In sostanza bisogna verificare sulla base delle evidenze processuali che, “ipotizzandosi come avvenuta l'azione doverosa omessa (o al contrario non compiuta la condotta commissiva) assunta a causa dell'evento, esclusa l'interferenza di decorsi causali alternativi, l'evento, con elevato grado di credibilità razionale prossima alla certezza, non si sarebbe verificato, oppure sarebbe avvenuto molto dopo, o avrebbe comunque avuto minore intensità lesiva”.

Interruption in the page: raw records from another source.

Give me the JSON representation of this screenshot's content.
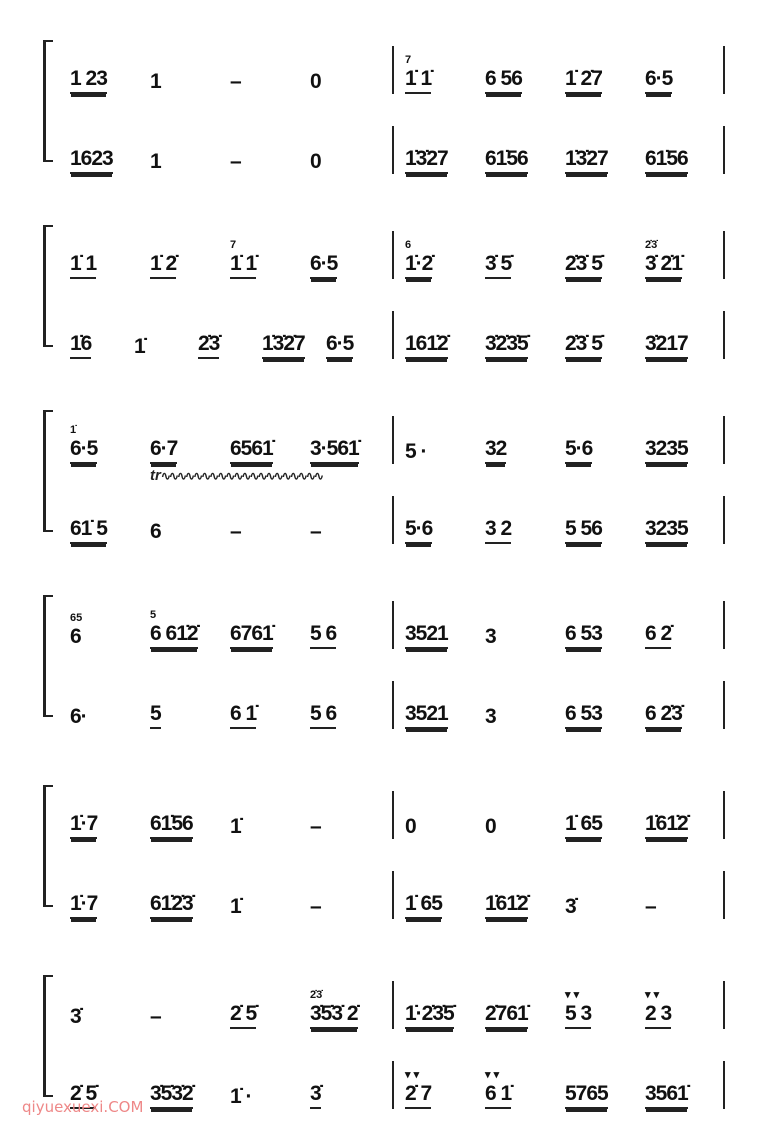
{
  "score": {
    "systems": [
      {
        "staves": [
          {
            "measures": [
              [
                {
                  "t": "1 23",
                  "u": 2
                },
                {
                  "t": "1",
                  "u": 0
                },
                {
                  "t": "–",
                  "u": 0
                },
                {
                  "t": "0",
                  "u": 0
                }
              ],
              [
                {
                  "g": "7",
                  "t": "1̇ 1̇",
                  "u": 1
                },
                {
                  "t": "6 56",
                  "u": 2
                },
                {
                  "t": "1̇ 2̇7",
                  "u": 2
                },
                {
                  "t": "6·5",
                  "u": 2
                }
              ]
            ]
          },
          {
            "measures": [
              [
                {
                  "t": "1623",
                  "u": 2
                },
                {
                  "t": "1",
                  "u": 0
                },
                {
                  "t": "–",
                  "u": 0
                },
                {
                  "t": "0",
                  "u": 0
                }
              ],
              [
                {
                  "t": "1̇3̇27",
                  "u": 2
                },
                {
                  "t": "61̇56",
                  "u": 2
                },
                {
                  "t": "1̇3̇27",
                  "u": 2
                },
                {
                  "t": "61̇56",
                  "u": 2
                }
              ]
            ]
          }
        ]
      },
      {
        "staves": [
          {
            "measures": [
              [
                {
                  "t": "1̇ 1",
                  "u": 1
                },
                {
                  "t": "1̇ 2̇",
                  "u": 1
                },
                {
                  "g": "7",
                  "t": "1̇ 1̇",
                  "u": 1
                },
                {
                  "t": "6·5",
                  "u": 2
                }
              ],
              [
                {
                  "g": "6",
                  "t": "1̇·2̇",
                  "u": 2
                },
                {
                  "t": "3̇ 5̇",
                  "u": 1
                },
                {
                  "t": "2̇3̇ 5̇",
                  "u": 2
                },
                {
                  "g": "2̇3̇",
                  "t": "3̇ 2̇1̇",
                  "u": 2
                }
              ]
            ]
          },
          {
            "measures": [
              [
                {
                  "t": "1̇6",
                  "u": 1
                },
                {
                  "t": "1̇",
                  "u": 0
                },
                {
                  "t": "2̇3̇",
                  "u": 1
                },
                {
                  "t": "1̇3̇2̇7",
                  "u": 2
                },
                {
                  "t": "6·5",
                  "u": 2
                }
              ],
              [
                {
                  "t": "161̇2̇",
                  "u": 2
                },
                {
                  "t": "3̇2̇3̇5̇",
                  "u": 2
                },
                {
                  "t": "2̇3̇ 5̇",
                  "u": 2
                },
                {
                  "t": "3̇217",
                  "u": 2
                }
              ]
            ]
          }
        ]
      },
      {
        "staves": [
          {
            "measures": [
              [
                {
                  "g": "1̇",
                  "t": "6·5",
                  "u": 2
                },
                {
                  "t": "6·7",
                  "u": 2
                },
                {
                  "t": "6561̇",
                  "u": 2
                },
                {
                  "t": "3·561̇",
                  "u": 2
                }
              ],
              [
                {
                  "t": "5 ·",
                  "u": 0
                },
                {
                  "t": "32",
                  "u": 2
                },
                {
                  "t": "5·6",
                  "u": 2
                },
                {
                  "t": "3235",
                  "u": 2
                }
              ]
            ]
          },
          {
            "measures": [
              [
                {
                  "t": "61̇ 5",
                  "u": 2
                },
                {
                  "t": "6",
                  "u": 0
                },
                {
                  "t": "–",
                  "u": 0
                },
                {
                  "t": "–",
                  "u": 0
                }
              ],
              [
                {
                  "t": "5·6",
                  "u": 2
                },
                {
                  "t": "3 2",
                  "u": 1
                },
                {
                  "t": "5 56",
                  "u": 2
                },
                {
                  "t": "3235",
                  "u": 2
                }
              ]
            ]
          }
        ]
      },
      {
        "staves": [
          {
            "measures": [
              [
                {
                  "g": "65",
                  "t": "6",
                  "u": 0
                },
                {
                  "g": "5",
                  "t": "6 61̇2̇",
                  "u": 2
                },
                {
                  "t": "6761̇",
                  "u": 2
                },
                {
                  "t": "5 6",
                  "u": 1
                }
              ],
              [
                {
                  "t": "3521",
                  "u": 2
                },
                {
                  "t": "3",
                  "u": 0
                },
                {
                  "t": "6 53",
                  "u": 2
                },
                {
                  "t": "6 2̇",
                  "u": 1
                }
              ]
            ]
          },
          {
            "measures": [
              [
                {
                  "t": "6·",
                  "u": 0
                },
                {
                  "t": "5",
                  "u": 1
                },
                {
                  "t": "6 1̇",
                  "u": 1
                },
                {
                  "t": "5 6",
                  "u": 1
                }
              ],
              [
                {
                  "t": "3521",
                  "u": 2
                },
                {
                  "t": "3",
                  "u": 0
                },
                {
                  "t": "6 53",
                  "u": 2
                },
                {
                  "t": "6 2̇3̇",
                  "u": 2
                }
              ]
            ]
          }
        ]
      },
      {
        "staves": [
          {
            "measures": [
              [
                {
                  "t": "1̇·7",
                  "u": 2
                },
                {
                  "t": "61̇56",
                  "u": 2
                },
                {
                  "t": "1̇",
                  "u": 0
                },
                {
                  "t": "–",
                  "u": 0
                }
              ],
              [
                {
                  "t": "0",
                  "u": 0
                },
                {
                  "t": "0",
                  "u": 0
                },
                {
                  "t": "1̇ 65",
                  "u": 2
                },
                {
                  "t": "1̇61̇2̇",
                  "u": 2
                }
              ]
            ]
          },
          {
            "measures": [
              [
                {
                  "t": "1̇·7",
                  "u": 2
                },
                {
                  "t": "61̇2̇3̇",
                  "u": 2
                },
                {
                  "t": "1̇",
                  "u": 0
                },
                {
                  "t": "–",
                  "u": 0
                }
              ],
              [
                {
                  "t": "1̇ 65",
                  "u": 2
                },
                {
                  "t": "1̇61̇2̇",
                  "u": 2
                },
                {
                  "t": "3̇",
                  "u": 0
                },
                {
                  "t": "–",
                  "u": 0
                }
              ]
            ]
          }
        ]
      },
      {
        "staves": [
          {
            "measures": [
              [
                {
                  "t": "3̇",
                  "u": 0
                },
                {
                  "t": "–",
                  "u": 0
                },
                {
                  "t": "2̇ 5̇",
                  "u": 1
                },
                {
                  "g": "2̇3̇",
                  "t": "3̇5̇3̇ 2̇",
                  "u": 2
                }
              ],
              [
                {
                  "t": "1̇·2̇3̇5̇",
                  "u": 2
                },
                {
                  "t": "2̇761̇",
                  "u": 2
                },
                {
                  "g": "▾ ▾",
                  "t": "5 3",
                  "u": 1
                },
                {
                  "g": "▾ ▾",
                  "t": "2 3",
                  "u": 1
                }
              ]
            ]
          },
          {
            "measures": [
              [
                {
                  "t": "2̇ 5̇",
                  "u": 1
                },
                {
                  "t": "3̇5̇3̇2̇",
                  "u": 2
                },
                {
                  "t": "1̇ ·",
                  "u": 0
                },
                {
                  "t": "3̇",
                  "u": 1
                }
              ],
              [
                {
                  "g": "▾ ▾",
                  "t": "2̇ 7",
                  "u": 1
                },
                {
                  "g": "▾ ▾",
                  "t": "6 1̇",
                  "u": 1
                },
                {
                  "t": "5765",
                  "u": 2
                },
                {
                  "t": "3561̇",
                  "u": 2
                }
              ]
            ]
          }
        ]
      }
    ],
    "trill_mark": "tr",
    "watermark": "qiyuexuexi.COM"
  }
}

La sentenza ribadisce che in tema di reato colposo omissivo improprio, “con particolare riguardo alla materia della responsabilità professionale dell'esercente la professione sanitaria, il nesso causale può essere ravvisato solo quando, alla stregua del giudizio controfattuale condotto sulla base di una generalizzata regola di esperienza o di una legge scientifica -universale o statistica-, si accerti che, ipotizzandosi come realizzata dal medico la condotta doverosa impeditiva dell'evento ‘hic et nunc’, questo non si sarebbe verificato, ovvero si sarebbe verificato ma in epoca significativamente posteriore o con minore intensità lesiva; non è, però, consentito dedurre automaticamente dal coefficiente di probabilità espresso dalla legge statistica la conferma, o meno, dell'ipotesi accusatoria sull'esistenza del nesso causale, poiché il giudice deve verificarne la validità nel caso concreto, sulla base delle circostanze del fatto e dell'evidenza disponibile, così che, all'esito del ragionamento che abbia altresì escluso l'interferenza di fattori alternativi, risulti giustificata la conclusione che la condotta omissiva del medico è stata condizione necessaria dell'evento lesivo con alto o elevato grado di credibilità razionale o probabilità logica prossime alla certezza”.
Quindi l'insufficienza, la contraddittorietà e l'incertezza del riscontro probatorio sulla ricostruzione del nesso causale, il ragionevole dubbio, in base all'evidenza disponibile sulla reale efficacia della condotta omissiva dell'operatore sanitario rispetto ad altri fattori interagenti nella produzione dell'evento lesivo “comportano la neutralizzazione dell'ipotesi prospettata dall'accusa”-
La sentenza della Cassazione conclude affermando che “una volta accertata la legittimità e la coerenza logica della sentenza (di Tribunale e Corte di Appello) impugnata, deve ritenersi che il ricorso, nel rappresentare l'inaffidabilità degli elementi posti a base della decisione di merito, pone solo questioni che esorbitano dai limiti della critica al governo dei canoni di valutazione della prova, per tradursi nella prospettazione del fatto storico alternativa a quella fatta argomentatamente propria dai giudicanti e nell'offerta di una diversa valutazione delle emergenze processuali e del materiale probatorio. Questioni, queste, che sfuggono al sindacato di legittimità”.
Secondo la Cassazione poi risultano rispettati anche i principi in primo luogo dall'art. 32 Cost., comma 2, secondo il quale nessuno può essere obbligato a un determinato trattamento sanitario se non per legge, il principio più generale dell'art. 13 Cost., che garantisce l'inviolabilità della libertà personale anche riguardo alla libertà di salvaguardia della propria salute e della propria integrità fisica e la legge 833/1978, che esclude la possibilità di accertamenti e di trattamenti sanitari contro la volontà del paziente.